¿Qué vemos cuando miramos al cielo? (Alexandre Koberidze)

Extractos de vida

En ocasiones, algunas películas se liberan de ciertos complejos o temores y abrazan inesperadamente todo tipo de recursos y formas cinematográficas sin que eso suponga tener que llegar a un punto u objetivo concreto. Entienden el cine, pues, como una tarea de eterna contemplación y reflexión alrededor de un todo muchas veces inextricable. Una de las películas recientes más cercanas a esta idea fue la metamórfica e inabarcable El gran movimiento, de Kiro Russo. Su propuesta es, en su totalidad, completamente distinta a la que plantea Alexandre Koberidze en su segundo largometraje, ¿Qué vemos cuando miramos al cielo?. Sin embargo, las dos cintas parten de una concepción similar de lo que supone la representación fílmica de una cotidianidad en constante variación, porque tanto Russo como Koberidze capturan parte de la esencia de una realidad que consideran inclasificable a través de una imagen flexible y desacomplejada.

El filme del cineasta georgiano parte de una premisa particularmente fantástica: tras varios encuentros fortuitos y breves, Giorgi y Lisa deciden quedar en una cafetería, pero debido a una extraña maldición que les cambiará el rostro y, además, les arrebatará sus mayores talentos, los dos jóvenes serán incapaces de reconocerse el uno al otro y se verán obligados a buscar nuevos oficios. De esta manera, casualmente, empezarán a trabajar juntos en esa misma cafetería.

Koberidze dispara su filme hacia múltiples direcciones, apuntando a todo tipo de personas, lugares o situaciones que se abordan desde una madurez, sabiduría y diversidad sorprendentes. Transgrede con todo tipo de recursos cinematográficos sin perder una forma mágicamente homogénea.
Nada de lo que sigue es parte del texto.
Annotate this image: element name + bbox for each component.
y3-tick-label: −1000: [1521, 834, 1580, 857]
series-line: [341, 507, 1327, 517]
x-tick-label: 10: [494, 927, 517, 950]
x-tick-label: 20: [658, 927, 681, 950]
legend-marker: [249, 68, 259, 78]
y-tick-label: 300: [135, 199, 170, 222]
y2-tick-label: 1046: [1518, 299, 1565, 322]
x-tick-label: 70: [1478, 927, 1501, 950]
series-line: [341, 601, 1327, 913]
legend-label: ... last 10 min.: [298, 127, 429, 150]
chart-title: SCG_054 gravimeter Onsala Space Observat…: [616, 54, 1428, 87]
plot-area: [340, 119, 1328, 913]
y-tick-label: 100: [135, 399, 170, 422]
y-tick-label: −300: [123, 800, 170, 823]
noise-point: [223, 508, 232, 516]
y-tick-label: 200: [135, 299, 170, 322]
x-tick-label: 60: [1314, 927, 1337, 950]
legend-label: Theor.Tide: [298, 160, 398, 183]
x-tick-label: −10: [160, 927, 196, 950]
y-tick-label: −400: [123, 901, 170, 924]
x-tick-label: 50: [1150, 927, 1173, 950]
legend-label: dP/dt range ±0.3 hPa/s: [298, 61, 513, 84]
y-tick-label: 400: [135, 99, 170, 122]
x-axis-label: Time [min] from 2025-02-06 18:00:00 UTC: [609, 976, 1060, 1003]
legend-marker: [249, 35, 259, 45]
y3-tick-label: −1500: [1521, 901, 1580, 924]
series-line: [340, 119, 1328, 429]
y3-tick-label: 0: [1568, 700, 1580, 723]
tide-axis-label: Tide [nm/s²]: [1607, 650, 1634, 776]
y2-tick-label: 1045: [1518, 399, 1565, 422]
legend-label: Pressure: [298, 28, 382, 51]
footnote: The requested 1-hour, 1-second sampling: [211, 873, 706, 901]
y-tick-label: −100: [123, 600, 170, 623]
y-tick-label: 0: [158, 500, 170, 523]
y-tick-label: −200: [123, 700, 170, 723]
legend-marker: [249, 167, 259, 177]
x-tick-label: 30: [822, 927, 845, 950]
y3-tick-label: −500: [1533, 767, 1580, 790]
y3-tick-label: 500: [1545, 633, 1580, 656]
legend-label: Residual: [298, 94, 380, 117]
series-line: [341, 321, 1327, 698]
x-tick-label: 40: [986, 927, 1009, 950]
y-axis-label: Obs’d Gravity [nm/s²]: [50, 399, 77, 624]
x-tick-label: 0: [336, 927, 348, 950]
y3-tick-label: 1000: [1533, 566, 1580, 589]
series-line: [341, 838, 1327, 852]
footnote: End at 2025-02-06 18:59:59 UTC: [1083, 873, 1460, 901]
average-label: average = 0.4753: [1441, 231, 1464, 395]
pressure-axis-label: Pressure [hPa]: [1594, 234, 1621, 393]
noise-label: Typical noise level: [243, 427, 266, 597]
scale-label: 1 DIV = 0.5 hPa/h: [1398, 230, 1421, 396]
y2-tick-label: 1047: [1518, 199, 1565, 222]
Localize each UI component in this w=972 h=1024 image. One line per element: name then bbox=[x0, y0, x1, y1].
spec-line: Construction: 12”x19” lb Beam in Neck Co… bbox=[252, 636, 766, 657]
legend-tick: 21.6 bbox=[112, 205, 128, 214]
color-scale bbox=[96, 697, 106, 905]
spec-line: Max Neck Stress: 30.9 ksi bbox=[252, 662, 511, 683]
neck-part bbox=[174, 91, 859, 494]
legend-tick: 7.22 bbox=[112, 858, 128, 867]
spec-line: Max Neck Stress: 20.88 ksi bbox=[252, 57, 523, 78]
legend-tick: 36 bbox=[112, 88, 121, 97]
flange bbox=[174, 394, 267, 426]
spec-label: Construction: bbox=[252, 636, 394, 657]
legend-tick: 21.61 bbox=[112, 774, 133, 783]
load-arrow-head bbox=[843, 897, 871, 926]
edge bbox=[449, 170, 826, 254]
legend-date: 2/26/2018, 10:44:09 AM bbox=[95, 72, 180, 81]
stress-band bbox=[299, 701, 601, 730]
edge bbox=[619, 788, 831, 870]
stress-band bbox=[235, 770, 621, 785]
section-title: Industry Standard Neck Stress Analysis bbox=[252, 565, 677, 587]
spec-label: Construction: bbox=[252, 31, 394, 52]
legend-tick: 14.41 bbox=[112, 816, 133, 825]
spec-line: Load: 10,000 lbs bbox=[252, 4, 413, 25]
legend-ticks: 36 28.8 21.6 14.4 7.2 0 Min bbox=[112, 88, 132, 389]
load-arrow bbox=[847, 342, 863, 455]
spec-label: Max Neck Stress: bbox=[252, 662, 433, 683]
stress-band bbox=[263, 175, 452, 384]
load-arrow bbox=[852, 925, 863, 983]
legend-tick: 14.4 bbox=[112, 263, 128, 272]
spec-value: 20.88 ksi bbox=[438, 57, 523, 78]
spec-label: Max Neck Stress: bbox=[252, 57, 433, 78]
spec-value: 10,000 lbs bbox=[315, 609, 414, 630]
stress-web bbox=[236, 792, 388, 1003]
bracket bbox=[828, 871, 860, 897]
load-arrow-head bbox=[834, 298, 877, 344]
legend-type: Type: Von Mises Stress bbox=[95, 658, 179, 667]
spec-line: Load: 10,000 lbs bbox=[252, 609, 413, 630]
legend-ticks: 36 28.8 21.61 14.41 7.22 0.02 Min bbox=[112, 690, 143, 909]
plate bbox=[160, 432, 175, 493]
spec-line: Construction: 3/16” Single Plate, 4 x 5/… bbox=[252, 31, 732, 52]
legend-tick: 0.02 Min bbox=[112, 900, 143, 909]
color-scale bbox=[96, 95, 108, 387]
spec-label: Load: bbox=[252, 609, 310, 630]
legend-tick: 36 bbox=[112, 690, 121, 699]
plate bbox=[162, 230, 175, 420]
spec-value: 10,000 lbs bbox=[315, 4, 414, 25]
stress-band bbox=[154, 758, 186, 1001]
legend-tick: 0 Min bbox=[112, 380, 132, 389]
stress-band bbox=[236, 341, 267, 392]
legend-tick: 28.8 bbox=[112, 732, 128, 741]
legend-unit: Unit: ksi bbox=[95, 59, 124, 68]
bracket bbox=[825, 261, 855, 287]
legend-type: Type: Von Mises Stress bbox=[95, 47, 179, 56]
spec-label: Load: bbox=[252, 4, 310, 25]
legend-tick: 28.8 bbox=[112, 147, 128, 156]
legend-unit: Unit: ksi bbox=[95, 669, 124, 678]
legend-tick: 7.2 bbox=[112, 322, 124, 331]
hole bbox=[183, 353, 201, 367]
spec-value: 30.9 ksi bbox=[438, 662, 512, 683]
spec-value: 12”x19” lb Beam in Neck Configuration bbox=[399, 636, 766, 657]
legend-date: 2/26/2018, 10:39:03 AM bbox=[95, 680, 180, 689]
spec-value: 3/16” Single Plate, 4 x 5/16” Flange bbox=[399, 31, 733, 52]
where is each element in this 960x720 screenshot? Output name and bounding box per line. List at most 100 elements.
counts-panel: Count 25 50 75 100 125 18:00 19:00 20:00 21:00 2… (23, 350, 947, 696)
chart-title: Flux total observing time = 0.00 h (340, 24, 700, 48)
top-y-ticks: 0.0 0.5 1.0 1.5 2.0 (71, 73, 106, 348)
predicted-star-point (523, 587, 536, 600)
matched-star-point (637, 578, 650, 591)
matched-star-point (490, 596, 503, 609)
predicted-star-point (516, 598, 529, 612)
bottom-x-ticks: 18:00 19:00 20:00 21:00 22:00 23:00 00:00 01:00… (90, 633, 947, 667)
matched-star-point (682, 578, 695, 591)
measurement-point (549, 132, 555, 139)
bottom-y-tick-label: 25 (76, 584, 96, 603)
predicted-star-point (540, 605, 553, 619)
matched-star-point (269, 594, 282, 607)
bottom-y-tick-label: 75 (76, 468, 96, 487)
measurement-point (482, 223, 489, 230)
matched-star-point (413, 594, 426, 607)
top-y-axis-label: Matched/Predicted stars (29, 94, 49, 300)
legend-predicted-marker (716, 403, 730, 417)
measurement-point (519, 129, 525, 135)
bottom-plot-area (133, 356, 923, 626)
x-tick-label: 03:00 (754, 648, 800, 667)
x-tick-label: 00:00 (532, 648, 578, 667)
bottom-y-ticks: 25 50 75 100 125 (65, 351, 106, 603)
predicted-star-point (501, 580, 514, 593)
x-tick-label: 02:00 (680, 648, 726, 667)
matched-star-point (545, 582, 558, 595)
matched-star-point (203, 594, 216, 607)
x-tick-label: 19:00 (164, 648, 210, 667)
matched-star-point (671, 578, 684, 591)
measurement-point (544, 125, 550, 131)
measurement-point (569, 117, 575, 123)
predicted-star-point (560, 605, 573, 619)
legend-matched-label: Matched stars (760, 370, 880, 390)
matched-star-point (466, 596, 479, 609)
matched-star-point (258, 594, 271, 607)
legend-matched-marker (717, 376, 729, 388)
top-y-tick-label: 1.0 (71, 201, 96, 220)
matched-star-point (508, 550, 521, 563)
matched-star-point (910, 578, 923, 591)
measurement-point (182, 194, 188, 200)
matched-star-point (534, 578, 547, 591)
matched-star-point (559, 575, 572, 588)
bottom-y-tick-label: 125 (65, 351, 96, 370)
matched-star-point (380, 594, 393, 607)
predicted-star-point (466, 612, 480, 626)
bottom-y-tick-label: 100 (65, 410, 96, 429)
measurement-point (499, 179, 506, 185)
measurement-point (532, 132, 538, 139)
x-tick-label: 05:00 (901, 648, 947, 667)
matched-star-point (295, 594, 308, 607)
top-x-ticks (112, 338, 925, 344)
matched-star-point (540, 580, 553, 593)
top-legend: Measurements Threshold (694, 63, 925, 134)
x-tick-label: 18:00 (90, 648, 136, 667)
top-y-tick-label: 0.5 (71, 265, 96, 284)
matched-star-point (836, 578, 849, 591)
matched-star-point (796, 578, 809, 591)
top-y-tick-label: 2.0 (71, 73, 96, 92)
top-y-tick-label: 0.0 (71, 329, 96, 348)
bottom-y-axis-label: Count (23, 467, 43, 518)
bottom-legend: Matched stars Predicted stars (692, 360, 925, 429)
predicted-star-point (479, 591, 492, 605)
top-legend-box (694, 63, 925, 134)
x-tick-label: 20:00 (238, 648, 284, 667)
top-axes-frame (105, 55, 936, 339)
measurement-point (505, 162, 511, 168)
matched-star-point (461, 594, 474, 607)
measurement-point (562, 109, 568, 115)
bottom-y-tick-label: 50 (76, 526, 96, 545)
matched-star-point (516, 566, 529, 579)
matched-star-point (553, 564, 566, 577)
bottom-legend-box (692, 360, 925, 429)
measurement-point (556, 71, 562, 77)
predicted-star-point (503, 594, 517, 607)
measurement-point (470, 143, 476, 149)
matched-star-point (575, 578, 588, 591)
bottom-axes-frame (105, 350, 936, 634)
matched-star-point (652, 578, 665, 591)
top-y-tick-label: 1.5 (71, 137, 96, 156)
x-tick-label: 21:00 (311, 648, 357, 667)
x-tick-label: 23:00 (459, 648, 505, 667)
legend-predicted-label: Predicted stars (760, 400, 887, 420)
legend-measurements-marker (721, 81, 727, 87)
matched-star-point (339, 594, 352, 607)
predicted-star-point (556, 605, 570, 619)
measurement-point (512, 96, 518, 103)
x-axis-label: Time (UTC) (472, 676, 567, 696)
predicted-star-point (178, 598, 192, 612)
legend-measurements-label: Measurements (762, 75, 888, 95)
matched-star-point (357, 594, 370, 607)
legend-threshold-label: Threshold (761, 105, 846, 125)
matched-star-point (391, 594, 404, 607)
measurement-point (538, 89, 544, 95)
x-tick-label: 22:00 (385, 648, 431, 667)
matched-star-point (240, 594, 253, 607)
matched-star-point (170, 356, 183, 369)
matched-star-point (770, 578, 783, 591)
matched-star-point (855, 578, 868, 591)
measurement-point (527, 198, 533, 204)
En su aproximación irónica y algo insolente a espacios y situaciones aparentemente simples, extrae voluntariamente un lirismo tan bello como incluso banal.

Así pues, el pequeño pueblo de Kutaisi, lugar donde ocurre la acción, se convierte en un mundo abierto a la imprevisibilidad y el espectador es invitado a perderse a través de los juegos formales planteados por Koberidze, en muchas ocasiones, disgregaciones maravillosas que no consisten en otra cosa que la mera observación de escenarios por los que deambulan y conviven todo tipo de figuras: niños jugando enérgicamente a fútbol —en la película, un medio de cohesión social—, perros sentados sin hacer nada —a los que Koberidze da voz y pensamientos—, viejos gastando bromas absurdas, padres esperando a sus hijas a la salida de escuelas de música, parejas paseando a las que solo les vemos los pies o las manos… Desviaciones que, en el fondo, nunca conducen a conclusiones reveladoras y en ningún momento aspiran a serlo, de igual manera que tampoco pretenden ser retratos fieles de una realidad concreta.

Son extractos de vida. Pedazos de un conjunto cinematográfico derivados de la mirada de un cineasta absolutamente emancipado (y emancipador). Una mirada dirigida a una miscelánea enmarañada, reimaginada al antojo de un Koberidze que, de momento, quizá no aspira a formular sentencias conclusivas, pero le basta con plantear una sencilla pregunta, «¿qué vemos cuando miramos al cielo?», para trasladarnos a un universo fílmico arrollador y totalmente propio.